Uma nova ferramenta de inteligência artificial pode prever o risco de uma pessoa desenvolver mais de mil doenças com até duas décadas de antecedência. O modelo de IADelphi-2M utiliza registros de saúde e fatores de estilo de vida para estimar a probabilidade de câncer, doenças de pele e condições imunológicas.
Embora tenha sido treinado apenas com um conjunto de dados do Reino Unido, sua modelagem poderia ajudar médicos a identificar pessoas de alto risco. A descoberta foi descrita em um estudo publicado na Nature neste mês.
Pesquisadores já desenvolveram ferramentas de IA para prever o risco de desenvolvimento de certas condições. Contudo, a a maioria dessas ferramentas estima o risco de apenas uma doença.
“Um profissional de saúde teria que executar dezenas delas para fornecer uma resposta abrangente”, disse o coautor do estudo, Moritz Gerstung, cientista de dados do Centro Alemão de Pesquisa do Câncer em Heidelberg.
Portanto, Gerstung e seus colegas modificaram um modelo de linguagem de grande porte (LLM), transformador pré-treinado generativo (GPT), que constitui a base de chatbots de IA como o ChatGPT. Quando questionados, os GPTs fornecem os resultados estatisticamente prováveis.
Os autores projetaram seu LLM para prever a probabilidade de um indivíduo desenvolver 1.258 doenças com base em seu histórico médico. O modelo considera idade, o sexo, o índice de massa corporal e os hábitos de saúde da pessoa. Eles treinaram o Delphi-2M com dados de 400 mil participantes do estudo de monitoramento biomédico de longo prazo UK Biobank.
Precisão do modelo de IA
Para a maioria das doenças, as previsões igualaram ou superaram a precisão dos modelos atuais, para uma única doença. Além disso, a ferramenta teve desempenho superior ao de um algoritmo de aprendizado de máquina com biomarcadores – níveis de moléculas ou compostos específicos no corpo.

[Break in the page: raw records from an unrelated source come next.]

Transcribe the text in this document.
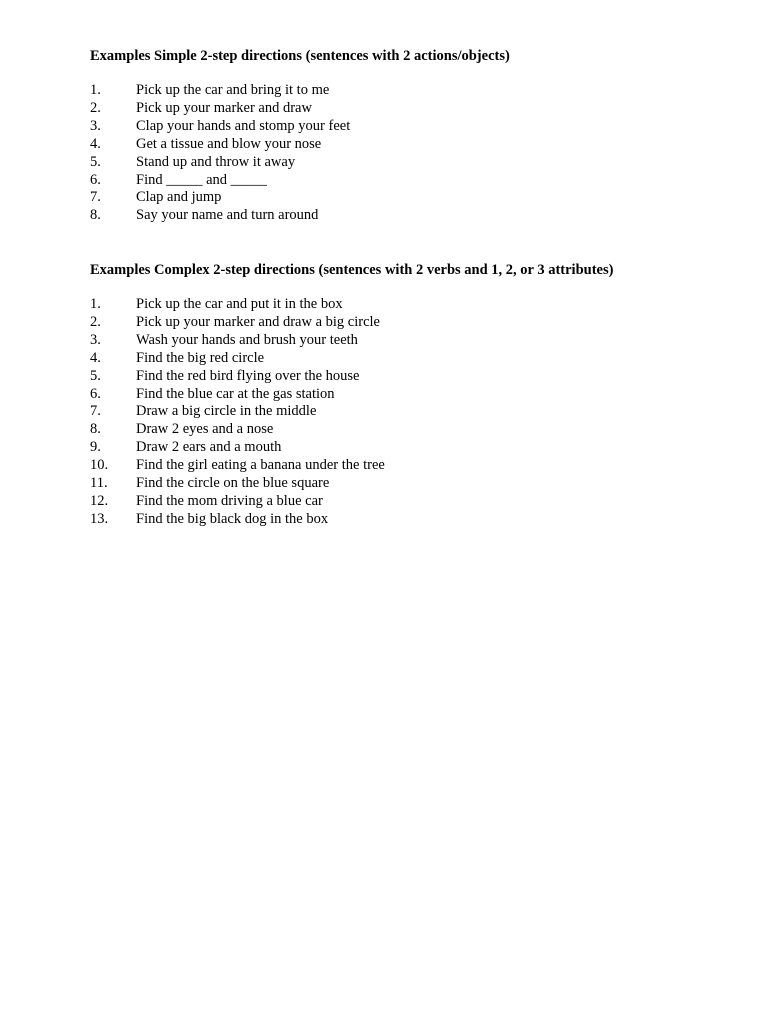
Examples Simple 2-step directions (sentences with 2 actions/objects)
1.	Pick up the car and bring it to me
2.	Pick up your marker and draw
3.	Clap your hands and stomp your feet
4.	Get a tissue and blow your nose
5.	Stand up and throw it away
6.	Find _____ and _____
7.	Clap and jump
8.	Say your name and turn around
Examples Complex 2-step directions (sentences with 2 verbs and 1, 2, or 3 attributes)
1.	Pick up the car and put it in the box
2.	Pick up your marker and draw a big circle
3.	Wash your hands and brush your teeth
4.	Find the big red circle
5.	Find the red bird flying over the house
6.	Find the blue car at the gas station
7.	Draw a big circle in the middle
8.	Draw 2 eyes and a nose
9.	Draw 2 ears and a mouth
10.	Find the girl eating a banana under the tree
11.	Find the circle on the blue square
12.	Find the mom driving a blue car
13.	Find the big black dog in the box
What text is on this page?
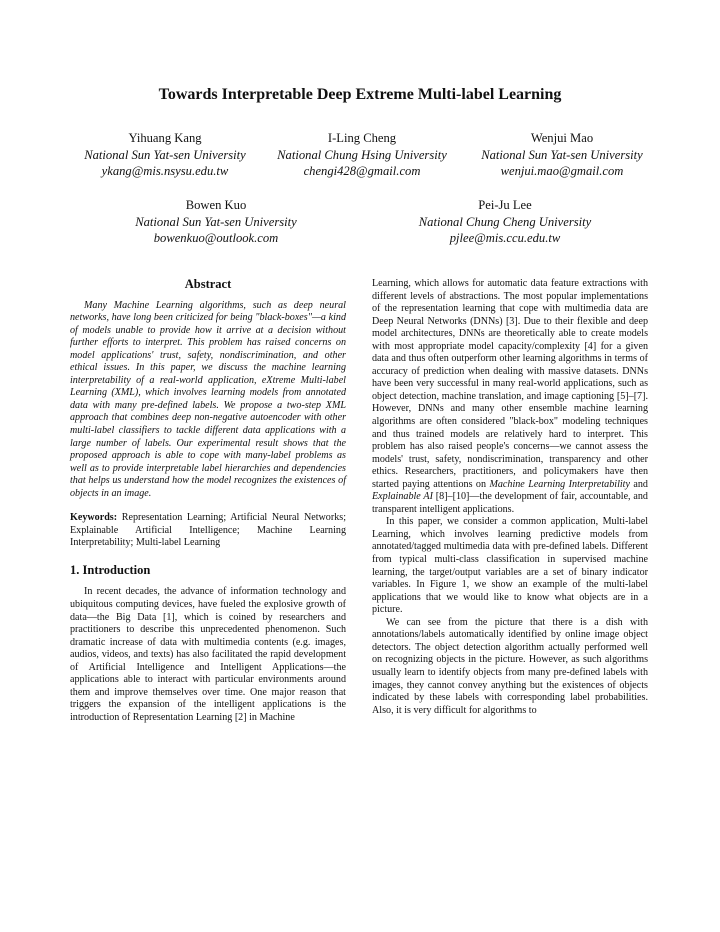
Towards Interpretable Deep Extreme Multi-label Learning
Yihuang Kang
National Sun Yat-sen University
ykang@mis.nsysu.edu.tw
I-Ling Cheng
National Chung Hsing University
chengi428@gmail.com
Wenjui Mao
National Sun Yat-sen University
wenjui.mao@gmail.com
Bowen Kuo
National Sun Yat-sen University
bowenkuo@outlook.com
Pei-Ju Lee
National Chung Cheng University
pjlee@mis.ccu.edu.tw
Abstract

Many Machine Learning algorithms, such as deep neural networks, have long been criticized for being "black-boxes"—a kind of models unable to provide how it arrive at a decision without further efforts to interpret. This problem has raised concerns on model applications' trust, safety, nondiscrimination, and other ethical issues. In this paper, we discuss the machine learning interpretability of a real-world application, eXtreme Multi-label Learning (XML), which involves learning models from annotated data with many pre-defined labels. We propose a two-step XML approach that combines deep non-negative autoencoder with other multi-label classifiers to tackle different data applications with a large number of labels. Our experimental result shows that the proposed approach is able to cope with many-label problems as well as to provide interpretable label hierarchies and dependencies that helps us understand how the model recognizes the existences of objects in an image.

Keywords: Representation Learning; Artificial Neural Networks; Explainable Artificial Intelligence; Machine Learning Interpretability; Multi-label Learning

1. Introduction

In recent decades, the advance of information technology and ubiquitous computing devices, have fueled the explosive growth of data—the Big Data [1], which is coined by researchers and practitioners to describe this unprecedented phenomenon. Such dramatic increase of data with multimedia contents (e.g. images, audios, videos, and texts) has also facilitated the rapid development of Artificial Intelligence and Intelligent Applications—the applications able to interact with particular environments around them and improve themselves over time. One major reason that triggers the expansion of the intelligent applications is the introduction of Representation Learning [2] in Machine

Learning, which allows for automatic data feature extractions with different levels of abstractions. The most popular implementations of the representation learning that cope with multimedia data are Deep Neural Networks (DNNs) [3]. Due to their flexible and deep model architectures, DNNs are theoretically able to create models with most appropriate model capacity/complexity [4] for a given data and thus often outperform other learning algorithms in terms of accuracy of prediction when dealing with massive datasets. DNNs have been very successful in many real-world applications, such as object detection, machine translation, and image captioning [5]–[7]. However, DNNs and many other ensemble machine learning algorithms are often considered "black-box" modeling techniques and thus trained models are relatively hard to interpret. This problem has also raised people's concerns—we cannot assess the models' trust, safety, nondiscrimination, transparency and other ethics. Researchers, practitioners, and policymakers have then started paying attentions on Machine Learning Interpretability and Explainable AI [8]–[10]—the development of fair, accountable, and transparent intelligent applications.

In this paper, we consider a common application, Multi-label Learning, which involves learning predictive models from annotated/tagged multimedia data with pre-defined labels. Different from typical multi-class classification in supervised machine learning, the target/output variables are a set of binary indicator variables. In Figure 1, we show an example of the multi-label applications that we would like to know what objects are in a picture.

We can see from the picture that there is a dish with annotations/labels automatically identified by online image object detectors. The object detection algorithm actually performed well on recognizing objects in the picture. However, as such algorithms usually learn to identify objects from many pre-defined labels with images, they cannot convey anything but the existences of objects indicated by these labels with corresponding label probabilities. Also, it is very difficult for algorithms to
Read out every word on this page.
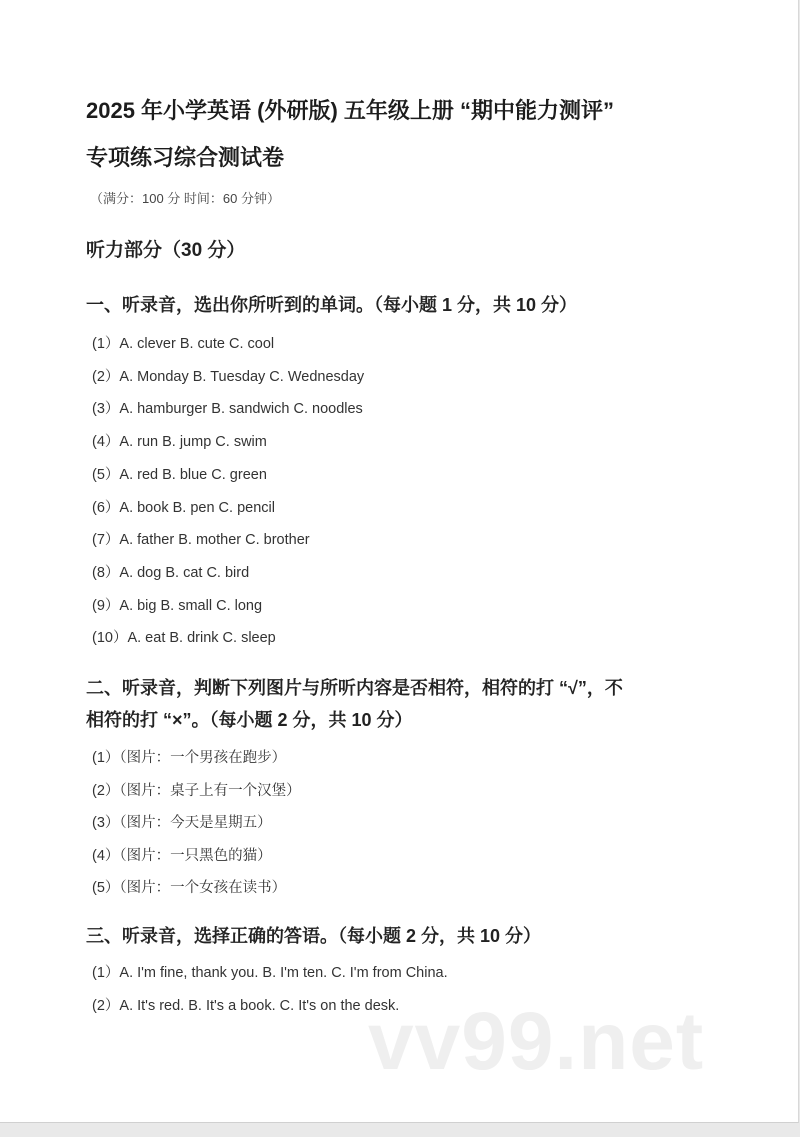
2025 年小学英语 (外研版) 五年级上册 “期中能力测评”
专项练习综合测试卷
（满分：100 分 时间：60 分钟）
听力部分（30 分）
一、听录音，选出你所听到的单词。（每小题 1 分，共 10 分）
(1）A. clever B. cute C. cool
(2）A. Monday B. Tuesday C. Wednesday
(3）A. hamburger B. sandwich C. noodles
(4）A. run B. jump C. swim
(5）A. red B. blue C. green
(6）A. book B. pen C. pencil
(7）A. father B. mother C. brother
(8）A. dog B. cat C. bird
(9）A. big B. small C. long
(10）A. eat B. drink C. sleep
二、听录音，判断下列图片与所听内容是否相符，相符的打 “√”，不
相符的打 “×”。（每小题 2 分，共 10 分）
(1）（图片：一个男孩在跑步）
(2）（图片：桌子上有一个汉堡）
(3）（图片：今天是星期五）
(4）（图片：一只黑色的猫）
(5）（图片：一个女孩在读书）
三、听录音，选择正确的答语。（每小题 2 分，共 10 分）
(1）A. I'm fine, thank you. B. I'm ten. C. I'm from China.
(2）A. It's red. B. It's a book. C. It's on the desk.
vv99.net
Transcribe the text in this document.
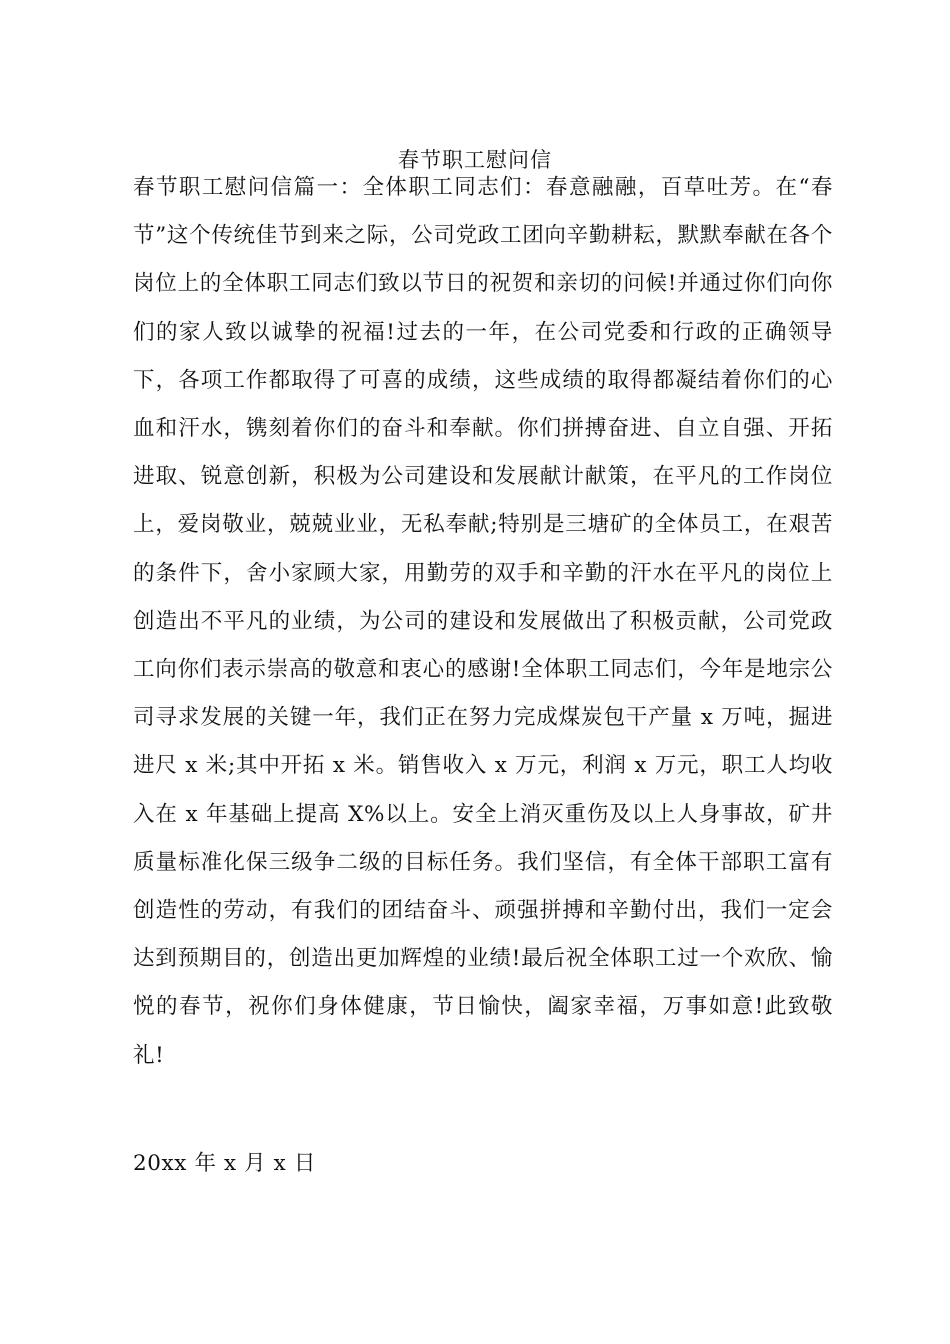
春节职工慰问信

春节职工慰问信篇一：全体职工同志们：春意融融，百草吐芳。在“春节”这个传统佳节到来之际，公司党政工团向辛勤耕耘，默默奉献在各个岗位上的全体职工同志们致以节日的祝贺和亲切的问候!并通过你们向你们的家人致以诚挚的祝福!过去的一年，在公司党委和行政的正确领导下，各项工作都取得了可喜的成绩，这些成绩的取得都凝结着你们的心血和汗水，镌刻着你们的奋斗和奉献。你们拼搏奋进、自立自强、开拓进取、锐意创新，积极为公司建设和发展献计献策，在平凡的工作岗位上，爱岗敬业，兢兢业业，无私奉献;特别是三塘矿的全体员工，在艰苦的条件下，舍小家顾大家，用勤劳的双手和辛勤的汗水在平凡的岗位上创造出不平凡的业绩，为公司的建设和发展做出了积极贡献，公司党政工向你们表示崇高的敬意和衷心的感谢!全体职工同志们，今年是地宗公司寻求发展的关键一年，我们正在努力完成煤炭包干产量 x 万吨，掘进进尺 x 米;其中开拓 x 米。销售收入 x 万元，利润 x 万元，职工人均收入在 x 年基础上提高 X%以上。安全上消灭重伤及以上人身事故，矿井质量标准化保三级争二级的目标任务。我们坚信，有全体干部职工富有创造性的劳动，有我们的团结奋斗、顽强拼搏和辛勤付出，我们一定会达到预期目的，创造出更加辉煌的业绩!最后祝全体职工过一个欢欣、愉悦的春节，祝你们身体健康，节日愉快，阖家幸福，万事如意!此致敬礼!

20xx 年 x 月 x 日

O Delphi-2M funcionou melhor ao prever as trajetórias de condições que seguem padrões previsíveis, como alguns tipos de câncer. Entretanto, o Delphi-2M tem limitações, segundo Degui Zhi, pesquisador de bioinformática da Universidade do Texas, nos EUA. Por exemplo, os dados do UK Biobank capturaram somente o primeiro contato com uma doença.
A equipe também testou o modelos em dados de saúde de 1,9 milhão de pessoas no Registro Nacional de Pacientes da Dinamarca, obtendo previsões pouco menos precisas. Ou seja, ele ainda funciona em conjuntos de dados de sistemas nacionais de saúde diferentes daquele em que foi treinado. Agora, eles avaliarão sua precisão em conjuntos de dados de vários países.